O mérito perverso de Houellebecq está em perceber que a verdadeira religião do Ocidente é o conforto. A “submissão” de François é apenas uma modalidade espiritual do mesmo instinto que o leva a buscar sexo sem amor, emprego sem vocação e fé sem transcendência. Ele não odeia o cristianismo — apenas não vê utilidade nele.

O islamismo que o acolhe não é uma doutrina, mas uma rotina. Oferece-lhe o que as democracias liberais não conseguem mais: um papel social, um ritual, um senso de continuidade. Em troca, exige apenas o silêncio. Uma barganha razoável.

Há uma ironia trágica nesse arranjo. François acredita ter recuperado a virilidade que o mundo feminista lhe roubara — mas, na verdade, apenas encontrou um modo socialmente aceitável de transformar o tédio em submissão. Sua “conversão” é o ponto máximo de sua mediocridade: um colapso moral apresentado como epifania.

A ilusão da resistência

Toda civilização acredita ser mais lúcida que as anteriores. É um erro de perspectiva: quanto mais uma sociedade se afasta de seus mitos fundadores, mais confunde a apatia com sabedoria. O racionalismo europeu, que começou libertando o homem de Deus, termina libertando-o também de si mesmo.

O homem moderno não resiste à tirania — ele a negocia. François, diante da islamização da França, não se revolta; ele adapta-se. A Sorbonne, outrora templo da razão iluminista, torna-se uma madrassa financiada pelo petróleo árabe. Nenhum protesto, nenhuma indignação. Apenas um murmúrio burocrático, uma transição pacífica para a obediência.

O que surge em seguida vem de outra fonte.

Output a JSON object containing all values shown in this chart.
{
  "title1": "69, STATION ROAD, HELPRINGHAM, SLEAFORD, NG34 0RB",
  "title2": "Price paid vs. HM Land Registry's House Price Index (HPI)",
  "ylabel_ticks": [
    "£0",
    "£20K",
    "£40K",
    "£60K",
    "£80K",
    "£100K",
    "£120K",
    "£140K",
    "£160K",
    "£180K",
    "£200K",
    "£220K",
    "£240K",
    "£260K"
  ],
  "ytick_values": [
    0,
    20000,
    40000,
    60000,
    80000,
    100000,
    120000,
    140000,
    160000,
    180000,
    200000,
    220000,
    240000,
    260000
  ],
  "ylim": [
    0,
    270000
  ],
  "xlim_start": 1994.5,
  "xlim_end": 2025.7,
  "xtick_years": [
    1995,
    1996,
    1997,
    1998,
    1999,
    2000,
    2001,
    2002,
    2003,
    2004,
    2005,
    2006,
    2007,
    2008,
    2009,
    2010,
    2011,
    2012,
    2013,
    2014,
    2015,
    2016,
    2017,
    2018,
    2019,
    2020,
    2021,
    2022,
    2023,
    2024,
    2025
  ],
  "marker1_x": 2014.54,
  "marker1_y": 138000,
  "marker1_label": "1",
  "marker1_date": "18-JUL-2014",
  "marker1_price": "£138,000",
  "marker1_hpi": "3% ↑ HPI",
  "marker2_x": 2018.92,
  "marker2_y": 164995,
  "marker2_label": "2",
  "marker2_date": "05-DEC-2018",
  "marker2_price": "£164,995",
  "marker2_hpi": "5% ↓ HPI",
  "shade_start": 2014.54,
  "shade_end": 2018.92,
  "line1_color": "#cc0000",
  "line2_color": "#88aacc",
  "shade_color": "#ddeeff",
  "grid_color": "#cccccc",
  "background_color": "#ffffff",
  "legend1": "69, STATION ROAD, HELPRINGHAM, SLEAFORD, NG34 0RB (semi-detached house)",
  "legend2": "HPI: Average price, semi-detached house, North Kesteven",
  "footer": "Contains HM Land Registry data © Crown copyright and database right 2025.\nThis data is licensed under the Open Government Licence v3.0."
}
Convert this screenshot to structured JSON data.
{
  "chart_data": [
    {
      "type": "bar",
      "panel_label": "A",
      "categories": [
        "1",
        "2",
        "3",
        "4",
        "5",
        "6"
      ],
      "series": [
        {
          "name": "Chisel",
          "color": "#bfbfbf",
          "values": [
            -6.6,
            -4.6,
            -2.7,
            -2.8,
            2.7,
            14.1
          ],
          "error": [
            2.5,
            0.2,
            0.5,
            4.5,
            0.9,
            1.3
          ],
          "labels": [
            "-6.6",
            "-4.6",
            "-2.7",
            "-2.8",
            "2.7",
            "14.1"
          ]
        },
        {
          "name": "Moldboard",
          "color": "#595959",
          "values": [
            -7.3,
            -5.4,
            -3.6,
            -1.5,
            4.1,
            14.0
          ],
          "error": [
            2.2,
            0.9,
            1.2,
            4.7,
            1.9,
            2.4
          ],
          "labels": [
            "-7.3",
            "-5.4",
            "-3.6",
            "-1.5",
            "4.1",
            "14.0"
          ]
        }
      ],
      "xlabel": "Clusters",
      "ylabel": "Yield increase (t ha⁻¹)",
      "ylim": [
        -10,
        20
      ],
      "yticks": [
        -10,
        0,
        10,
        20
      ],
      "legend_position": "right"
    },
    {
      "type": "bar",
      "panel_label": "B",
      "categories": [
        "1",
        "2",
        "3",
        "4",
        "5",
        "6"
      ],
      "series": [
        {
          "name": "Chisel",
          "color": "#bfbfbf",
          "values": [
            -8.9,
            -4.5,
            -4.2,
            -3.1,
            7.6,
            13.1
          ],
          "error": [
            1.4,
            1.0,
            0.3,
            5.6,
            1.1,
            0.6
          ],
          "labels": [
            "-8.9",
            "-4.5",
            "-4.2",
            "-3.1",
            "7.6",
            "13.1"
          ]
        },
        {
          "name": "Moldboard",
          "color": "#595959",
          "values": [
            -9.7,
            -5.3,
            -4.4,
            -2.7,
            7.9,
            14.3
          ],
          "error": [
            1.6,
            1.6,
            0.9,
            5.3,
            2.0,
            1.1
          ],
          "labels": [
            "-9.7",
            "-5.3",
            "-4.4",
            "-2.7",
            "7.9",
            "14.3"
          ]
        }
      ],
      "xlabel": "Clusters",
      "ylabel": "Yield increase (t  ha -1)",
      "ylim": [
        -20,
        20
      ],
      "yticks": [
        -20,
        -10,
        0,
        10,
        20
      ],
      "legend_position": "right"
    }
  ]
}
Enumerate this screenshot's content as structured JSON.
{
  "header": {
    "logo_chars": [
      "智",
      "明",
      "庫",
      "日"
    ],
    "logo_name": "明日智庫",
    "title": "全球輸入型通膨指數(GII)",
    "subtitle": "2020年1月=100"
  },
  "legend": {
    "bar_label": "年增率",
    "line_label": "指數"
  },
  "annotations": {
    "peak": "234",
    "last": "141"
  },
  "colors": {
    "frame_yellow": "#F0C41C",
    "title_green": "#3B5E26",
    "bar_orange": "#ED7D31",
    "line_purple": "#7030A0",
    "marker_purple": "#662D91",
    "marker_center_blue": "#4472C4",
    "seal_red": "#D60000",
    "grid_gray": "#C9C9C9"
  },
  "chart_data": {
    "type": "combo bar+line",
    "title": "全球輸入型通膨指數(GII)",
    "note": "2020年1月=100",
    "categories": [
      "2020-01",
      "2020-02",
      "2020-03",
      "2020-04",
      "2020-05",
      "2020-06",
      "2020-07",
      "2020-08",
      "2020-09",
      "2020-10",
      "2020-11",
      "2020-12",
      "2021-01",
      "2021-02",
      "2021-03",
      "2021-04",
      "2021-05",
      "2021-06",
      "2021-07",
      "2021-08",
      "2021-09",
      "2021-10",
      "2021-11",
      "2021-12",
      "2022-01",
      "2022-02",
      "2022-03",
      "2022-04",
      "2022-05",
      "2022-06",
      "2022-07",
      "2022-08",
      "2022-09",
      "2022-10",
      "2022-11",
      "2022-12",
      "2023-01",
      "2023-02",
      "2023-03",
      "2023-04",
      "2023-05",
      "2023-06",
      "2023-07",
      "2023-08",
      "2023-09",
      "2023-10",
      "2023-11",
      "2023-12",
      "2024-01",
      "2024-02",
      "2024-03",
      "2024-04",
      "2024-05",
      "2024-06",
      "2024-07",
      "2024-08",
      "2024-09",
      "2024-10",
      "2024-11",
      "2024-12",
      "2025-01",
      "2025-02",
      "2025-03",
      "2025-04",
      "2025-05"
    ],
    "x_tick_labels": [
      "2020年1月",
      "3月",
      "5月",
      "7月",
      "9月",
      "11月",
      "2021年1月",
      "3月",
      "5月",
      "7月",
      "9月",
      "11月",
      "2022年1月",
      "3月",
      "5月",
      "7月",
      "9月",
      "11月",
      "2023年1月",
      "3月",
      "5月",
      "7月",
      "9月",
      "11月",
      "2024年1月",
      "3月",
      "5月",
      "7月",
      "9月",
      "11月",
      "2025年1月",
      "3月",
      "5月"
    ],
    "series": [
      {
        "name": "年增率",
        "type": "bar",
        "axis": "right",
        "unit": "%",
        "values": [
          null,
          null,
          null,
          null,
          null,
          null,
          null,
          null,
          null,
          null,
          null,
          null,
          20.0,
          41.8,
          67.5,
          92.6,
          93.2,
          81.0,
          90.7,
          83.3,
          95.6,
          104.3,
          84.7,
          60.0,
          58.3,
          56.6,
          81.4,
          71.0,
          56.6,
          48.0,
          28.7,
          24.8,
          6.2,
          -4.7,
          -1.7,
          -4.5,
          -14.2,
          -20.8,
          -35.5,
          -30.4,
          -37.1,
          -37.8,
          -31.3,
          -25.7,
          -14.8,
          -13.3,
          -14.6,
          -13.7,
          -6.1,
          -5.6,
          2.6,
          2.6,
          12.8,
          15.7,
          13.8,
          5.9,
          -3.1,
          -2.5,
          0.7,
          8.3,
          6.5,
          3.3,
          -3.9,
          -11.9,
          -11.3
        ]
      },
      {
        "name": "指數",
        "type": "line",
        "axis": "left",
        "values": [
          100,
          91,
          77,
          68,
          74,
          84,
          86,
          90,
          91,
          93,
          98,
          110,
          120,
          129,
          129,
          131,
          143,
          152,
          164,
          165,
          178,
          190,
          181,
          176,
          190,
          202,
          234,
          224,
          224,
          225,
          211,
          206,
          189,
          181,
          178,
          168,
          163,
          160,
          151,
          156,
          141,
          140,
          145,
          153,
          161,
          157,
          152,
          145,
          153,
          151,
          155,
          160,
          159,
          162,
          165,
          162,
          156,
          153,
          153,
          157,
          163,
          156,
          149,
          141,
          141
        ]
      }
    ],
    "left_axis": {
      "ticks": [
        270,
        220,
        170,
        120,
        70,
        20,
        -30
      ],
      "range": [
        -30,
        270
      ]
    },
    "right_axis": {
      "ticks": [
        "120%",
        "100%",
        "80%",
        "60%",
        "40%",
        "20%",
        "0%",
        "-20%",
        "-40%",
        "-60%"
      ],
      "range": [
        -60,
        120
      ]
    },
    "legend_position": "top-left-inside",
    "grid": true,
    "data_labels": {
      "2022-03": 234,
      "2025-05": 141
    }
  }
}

É a revolução passiva de Gramsci em sua forma mais perfeita: uma sociedade que muda radicalmente sem perceber que mudou. Nenhum golpe, nenhum sangue, apenas o desaparecimento suave da liberdade sob a forma de uma nova normalidade.

O colapso da alma

A ironia final é que François, ao aceitar o islamismo, acredita estar ganhando algo — um retorno à ordem, à virilidade, à comunidade. Na verdade, ele está apenas trocando um vazio por outro. O Ocidente pós-cristão e o Oriente teocrático são duas versões de uma mesma negação: ambos desprezam a fragilidade humana.

O primeiro o faz em nome da autonomia racional; o segundo, em nome da obediência divina. Em ambos, a ideia de pessoa — esse milagre moral inventado pelo cristianismo — se dissolve. François, incapaz de amar, e a França, incapaz de crer, terminam idênticos: corpos civilizados sem alma.
A rendição como redenção

Há um tipo de paz que só existe depois da derrota. Soumission é o romance dessa paz. A França ajoelhada não é humilhada — está aliviada. François tampouco é convertido — é poupado do esforço de pensar.

No fundo, Houellebecq escreve sobre o colapso espiritual do Ocidente com o humor gélido de quem já aceitou que nada voltará a ser grande. Sua ironia é a mesma de John Gray: o riso de quem compreende que toda civilização é uma religião moribunda que ainda não percebeu estar morta.

A submissão de François é apenas o epitáfio de uma cultura que, tendo perdido o sentido do sagrado, decidiu venerar o descanso.

E no altar vazio da modernidade, o homem ajoelha-se — não diante de Deus, mas diante da própria fadiga.